The upside to being robbed is one is required by necessity to go shopping to procure replacement essentials. Tortoiseshell glasses and a crocodile wallet were hunted down. 

Oh and a strand of pearls, just because there is no possible moment in life that can't be improved by pearls.

Wednesday, 18 November 2015


Art thou pale for weariness
Of climbing heaven and gazing on the earth,
Wandering companionless
Among the stars that have a different birth,
And ever changing, like a joyless eye
That finds no object worth its constancy?

'To the Moon'
Percy Bysshe Shelley (1782-1822)

Sunday, 8 November 2015

Invasions and Rococo Dreams

What a delightful weekend I’m having. I walked into the living room yesterday afternoon to find a strange man in the midst of it. Thankfully he left quickly upon being disturbed - I wouldn’t have had a chance if he meant to do otherwise. 

Sadly for him I do not think I was a good target unless you are after hundreds of books and aquariums – he did however kindly think to relieve me of my handbag. He left a motorised speedboat he had filched from elsewhere at my door in his haste to escape. Terrorised for so little. One does not expect when quietly working in the study metres from the balcony door on a sunny afternoon to be invaded and reminded of one’s helplessness. 

I am terribly glad dog slept peacefully through the entire thing (amazing house guarding skills!). She would not have understood all people do not mean well. 

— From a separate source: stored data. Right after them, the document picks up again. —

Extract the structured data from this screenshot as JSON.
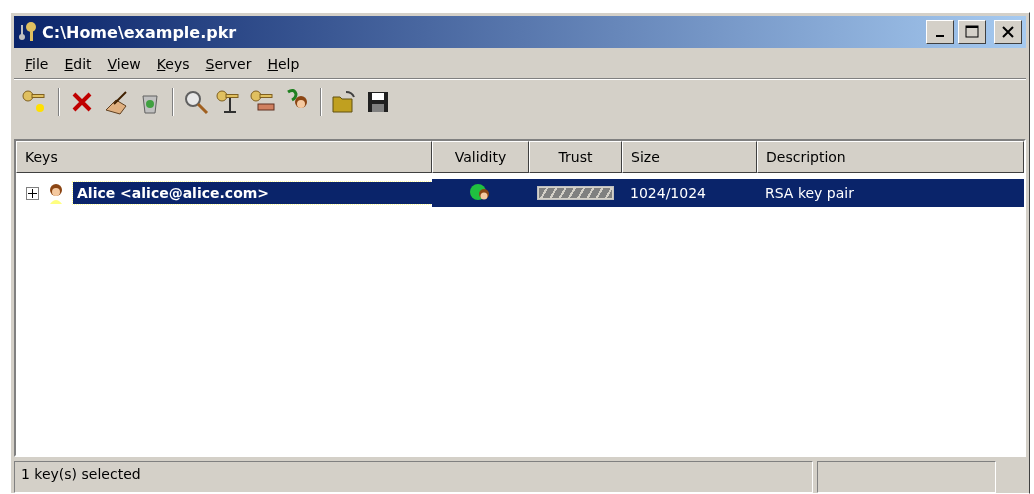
{
  "window": {
    "title": "C:\\Home\\example.pkr"
  },
  "menu": [
    {
      "accel": "F",
      "rest": "ile"
    },
    {
      "accel": "E",
      "rest": "dit"
    },
    {
      "accel": "V",
      "rest": "iew"
    },
    {
      "accel": "K",
      "rest": "eys"
    },
    {
      "accel": "S",
      "rest": "erver"
    },
    {
      "accel": "H",
      "rest": "elp"
    }
  ],
  "table": {
    "columns": [
      "Keys",
      "Validity",
      "Trust",
      "Size",
      "Description"
    ],
    "rows": [
      {
        "name": "Alice <alice@alice.com>",
        "expanded": false,
        "selected": true,
        "trust": {
          "level": 1
        },
        "size": "1024/1024",
        "description": "RSA key pair"
      }
    ]
  },
  "status_bar": {
    "text": "1 key(s) selected"
  }
}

I have been looking through the whimsical works of Fragonard, an immensely prolific Rococo artist, because I find I cannot work so well as usual. It is hard to be sad looking into his airy vision of the world…unless one begins to contemplate the fact many of his patrons and subjects were shortly to be beheaded in the revolution. Hm.

Blind Man's Bluff, 1775-1780

Les Hasards heureux de l'escarpolette, 1767

This painting is often used as a quaint imagery on sweetly feminine decorative items. I do not think the designers realise that the gentleman is  cheerfully looking up the lady's skirt in a time when women did not wear underwear. The lady looks quite in on the game!

The Reader c. 1770 - 1772.

Le Chat Angora, 1780 

Masterful rendering of the mirror ball. I wonder what it was actually for?